Lawyer Invokes Common Law Right to Trial by Combat

dark-ages-warriorStaten Island lawyer Richard A. Luthmann, after being sued by an opponent, invoked his “common law right to Trial By Combat as against Plaintiffs and their counsel.” See Reply Affirmation of Richard A. Luthmann, Esq., Foley v. Luthmann, No. 150175/2014 (filed Jul. 24, 2015). After characterizing the claims against him as “a glorified comic book piled on top of pure and adulterated extortion wrapped in a transparent abuse of legal process,” Luthmann recounts the history of “wager of battle” from the Norman Conquest through the present.

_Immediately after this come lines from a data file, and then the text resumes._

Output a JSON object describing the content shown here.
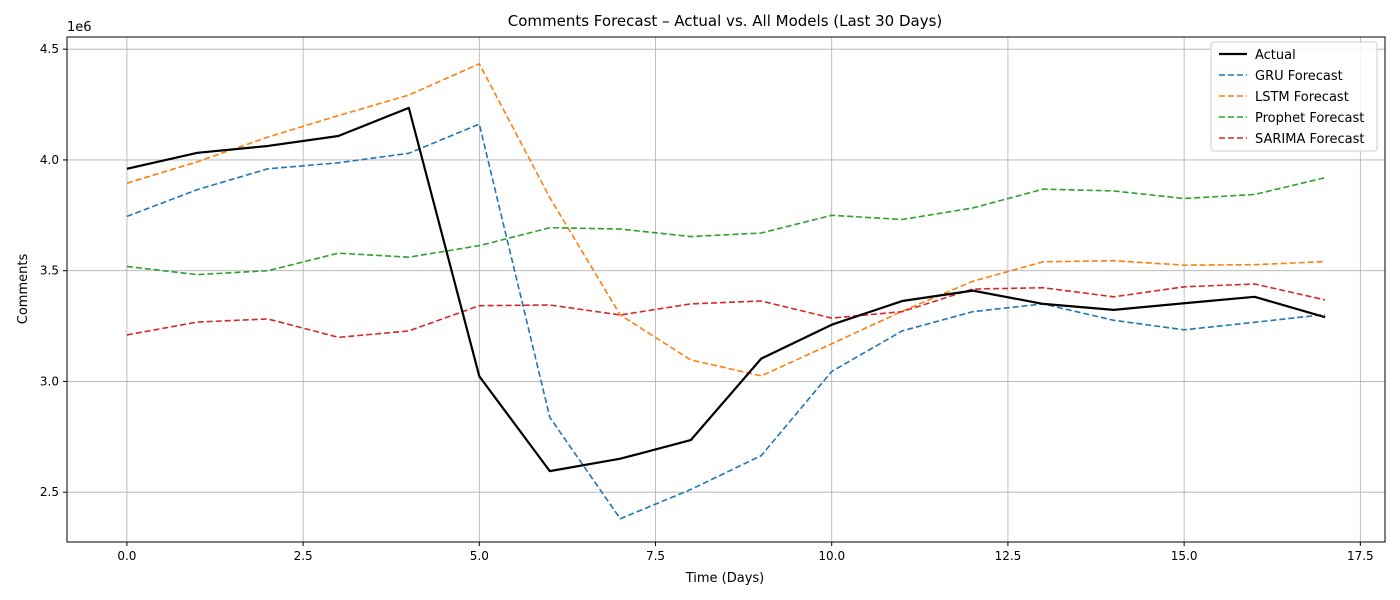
{
  "chart_data": {
    "type": "line",
    "title": "Comments Forecast – Actual vs. All Models (Last 30 Days)",
    "xlabel": "Time (Days)",
    "ylabel": "Comments",
    "y_multiplier_label": "1e6",
    "xlim": [
      -0.85,
      17.85
    ],
    "ylim": [
      2.275,
      4.555
    ],
    "xticks": [
      0.0,
      2.5,
      5.0,
      7.5,
      10.0,
      12.5,
      15.0,
      17.5
    ],
    "xtick_labels": [
      "0.0",
      "2.5",
      "5.0",
      "7.5",
      "10.0",
      "12.5",
      "15.0",
      "17.5"
    ],
    "yticks": [
      2.5,
      3.0,
      3.5,
      4.0,
      4.5
    ],
    "ytick_labels": [
      "2.5",
      "3.0",
      "3.5",
      "4.0",
      "4.5"
    ],
    "grid": true,
    "legend_position": "top-right",
    "x": [
      0,
      1,
      2,
      3,
      4,
      5,
      6,
      7,
      8,
      9,
      10,
      11,
      12,
      13,
      14,
      15,
      16,
      17
    ],
    "series": [
      {
        "name": "Actual",
        "color": "#000000",
        "style": "solid",
        "values": [
          3.96,
          4.032,
          4.063,
          4.108,
          4.235,
          3.023,
          2.595,
          2.651,
          2.735,
          3.103,
          3.256,
          3.363,
          3.41,
          3.35,
          3.323,
          3.353,
          3.382,
          3.29
        ]
      },
      {
        "name": "GRU Forecast",
        "color": "#1f77b4",
        "style": "dashed",
        "values": [
          3.745,
          3.866,
          3.96,
          3.987,
          4.03,
          4.162,
          2.838,
          2.38,
          2.512,
          2.665,
          3.045,
          3.228,
          3.315,
          3.35,
          3.276,
          3.233,
          3.267,
          3.302
        ]
      },
      {
        "name": "LSTM Forecast",
        "color": "#ff7f0e",
        "style": "dashed",
        "values": [
          3.895,
          3.992,
          4.103,
          4.2,
          4.293,
          4.434,
          3.83,
          3.3,
          3.097,
          3.025,
          3.17,
          3.317,
          3.452,
          3.54,
          3.545,
          3.525,
          3.527,
          3.541
        ]
      },
      {
        "name": "Prophet Forecast",
        "color": "#2ca02c",
        "style": "dashed",
        "values": [
          3.519,
          3.482,
          3.5,
          3.579,
          3.561,
          3.613,
          3.694,
          3.688,
          3.654,
          3.67,
          3.75,
          3.731,
          3.783,
          3.868,
          3.86,
          3.826,
          3.844,
          3.92
        ]
      },
      {
        "name": "SARIMA Forecast",
        "color": "#d62728",
        "style": "dashed",
        "values": [
          3.21,
          3.268,
          3.282,
          3.199,
          3.228,
          3.342,
          3.345,
          3.3,
          3.35,
          3.363,
          3.286,
          3.315,
          3.417,
          3.423,
          3.382,
          3.427,
          3.44,
          3.368
        ]
      }
    ]
  }
}
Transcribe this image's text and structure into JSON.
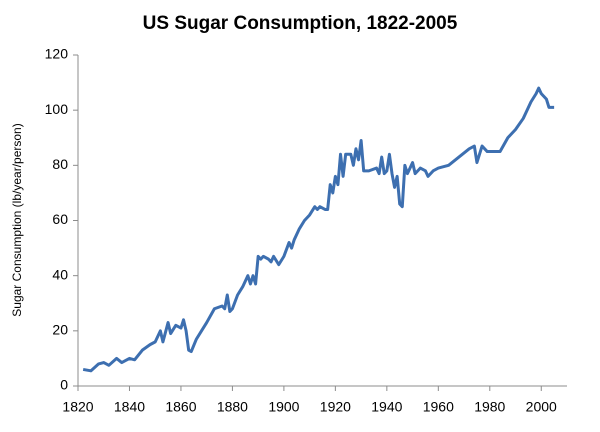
{
  "chart_data": {
    "type": "line",
    "title": "US Sugar Consumption, 1822-2005",
    "y_label": "Sugar Consumption (lb/year/person)",
    "xlim": [
      1820,
      2010
    ],
    "xticks": [
      1820,
      1840,
      1860,
      1880,
      1900,
      1920,
      1940,
      1960,
      1980,
      2000
    ],
    "ylim": [
      0,
      120
    ],
    "yticks": [
      0,
      20,
      40,
      60,
      80,
      100,
      120
    ],
    "grid": false,
    "x": [
      1822,
      1825,
      1828,
      1830,
      1832,
      1835,
      1837,
      1840,
      1842,
      1845,
      1848,
      1850,
      1852,
      1853,
      1855,
      1856,
      1858,
      1860,
      1861,
      1862,
      1863,
      1864,
      1866,
      1868,
      1870,
      1873,
      1876,
      1877,
      1878,
      1879,
      1880,
      1882,
      1884,
      1886,
      1887,
      1888,
      1889,
      1890,
      1891,
      1892,
      1894,
      1895,
      1896,
      1898,
      1900,
      1902,
      1903,
      1904,
      1906,
      1908,
      1910,
      1912,
      1913,
      1914,
      1916,
      1917,
      1918,
      1919,
      1920,
      1921,
      1922,
      1923,
      1924,
      1926,
      1927,
      1928,
      1929,
      1930,
      1931,
      1933,
      1936,
      1937,
      1938,
      1939,
      1940,
      1941,
      1942,
      1943,
      1944,
      1945,
      1946,
      1947,
      1948,
      1949,
      1950,
      1951,
      1953,
      1955,
      1956,
      1958,
      1960,
      1964,
      1968,
      1972,
      1974,
      1975,
      1977,
      1979,
      1982,
      1984,
      1987,
      1990,
      1993,
      1996,
      1998,
      1999,
      2000,
      2001,
      2002,
      2003,
      2005
    ],
    "series": [
      {
        "name": "US sugar consumption",
        "color": "#3d6fb0",
        "values": [
          6,
          5.5,
          8,
          8.5,
          7.5,
          10,
          8.5,
          10,
          9.5,
          13,
          15,
          16,
          20,
          16,
          23,
          19,
          22,
          21,
          24,
          20,
          13,
          12.5,
          17,
          20,
          23,
          28,
          29,
          28,
          33,
          27,
          28,
          33,
          36,
          40,
          37,
          40,
          37,
          47,
          46,
          47,
          46,
          45,
          47,
          44,
          47,
          52,
          50,
          53,
          57,
          60,
          62,
          65,
          64,
          65,
          64,
          64,
          73,
          70,
          76,
          73,
          84,
          76,
          84,
          84,
          80,
          86,
          82,
          89,
          78,
          78,
          79,
          77,
          83,
          77,
          78,
          84,
          77,
          72,
          76,
          66,
          65,
          80,
          77,
          79,
          81,
          77,
          79,
          78,
          76,
          78,
          79,
          80,
          83,
          86,
          87,
          81,
          87,
          85,
          85,
          85,
          90,
          93,
          97,
          103,
          106,
          108,
          106,
          105,
          104,
          101,
          101
        ]
      }
    ]
  }
}
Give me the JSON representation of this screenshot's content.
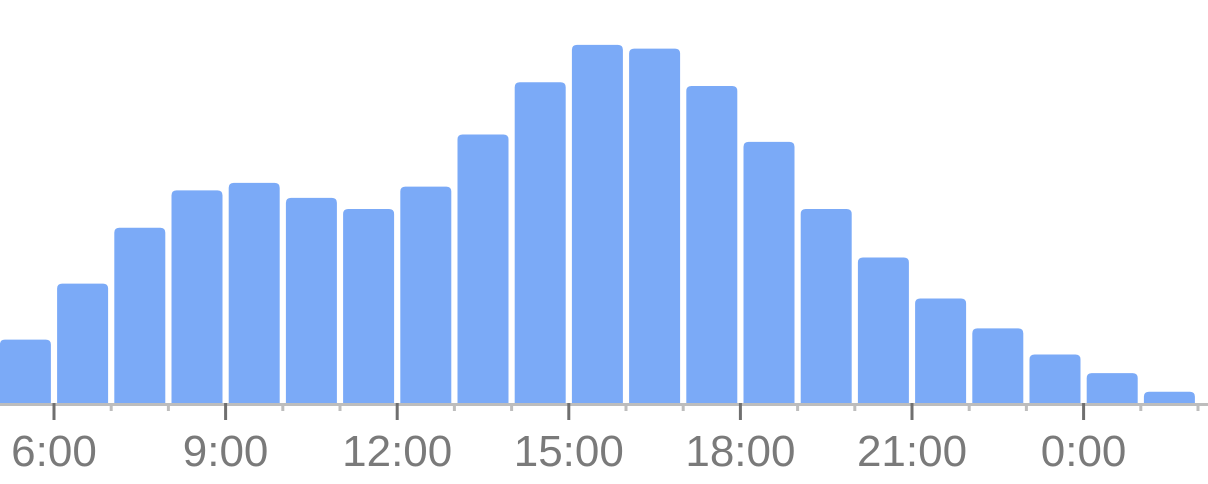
{
  "chart_data": {
    "type": "bar",
    "categories": [
      "5",
      "6",
      "7",
      "8",
      "9",
      "10",
      "11",
      "12",
      "13",
      "14",
      "15",
      "16",
      "17",
      "18",
      "19",
      "20",
      "21",
      "22",
      "23",
      "0",
      "1"
    ],
    "values": [
      17,
      32,
      47,
      57,
      59,
      55,
      52,
      58,
      72,
      86,
      96,
      95,
      85,
      70,
      52,
      39,
      28,
      20,
      13,
      8,
      3
    ],
    "xlabel": "",
    "ylabel": "",
    "ylim": [
      0,
      100
    ],
    "x_tick_labels": [
      "6:00",
      "9:00",
      "12:00",
      "15:00",
      "18:00",
      "21:00",
      "0:00"
    ],
    "grid": false,
    "legend": "none",
    "colors": {
      "bar": "#7baaf7",
      "axis": "#bdbdbd",
      "tick_label": "#7a7a7a"
    }
  }
}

At the time of ratification of the Bill of Rights in 1791, he says, no state had outlawed trial by combat. Moreover, all had inherited British common law upon independence. The Ninth Amendment, contends Luthmann, reserved to the people all of the rights that they had at the time of ratification including, he argues, the common law right to trial by combat. Such trials were pitched on a sixty-foot square dueling ground between noon and sunset, and allowed the disputants to arm themselves with “hammers, cudgels, or quarterstaves with sharp iron tips.” The winner? The last man standing.

Here is Luthmann’s prayer for relief:

[T]he undersigned respectfully requests that the Court permit the Undersigned to dispatch Plaintiffs and their counsel to the Divine Providence of the Maker for Him to exact His Divine Judgment once the Undersigned has released the souls of the Plaintiffs and their counsel from their corporeal bodies, personally and/or by way of a Champion.

We will report back if he meets with success.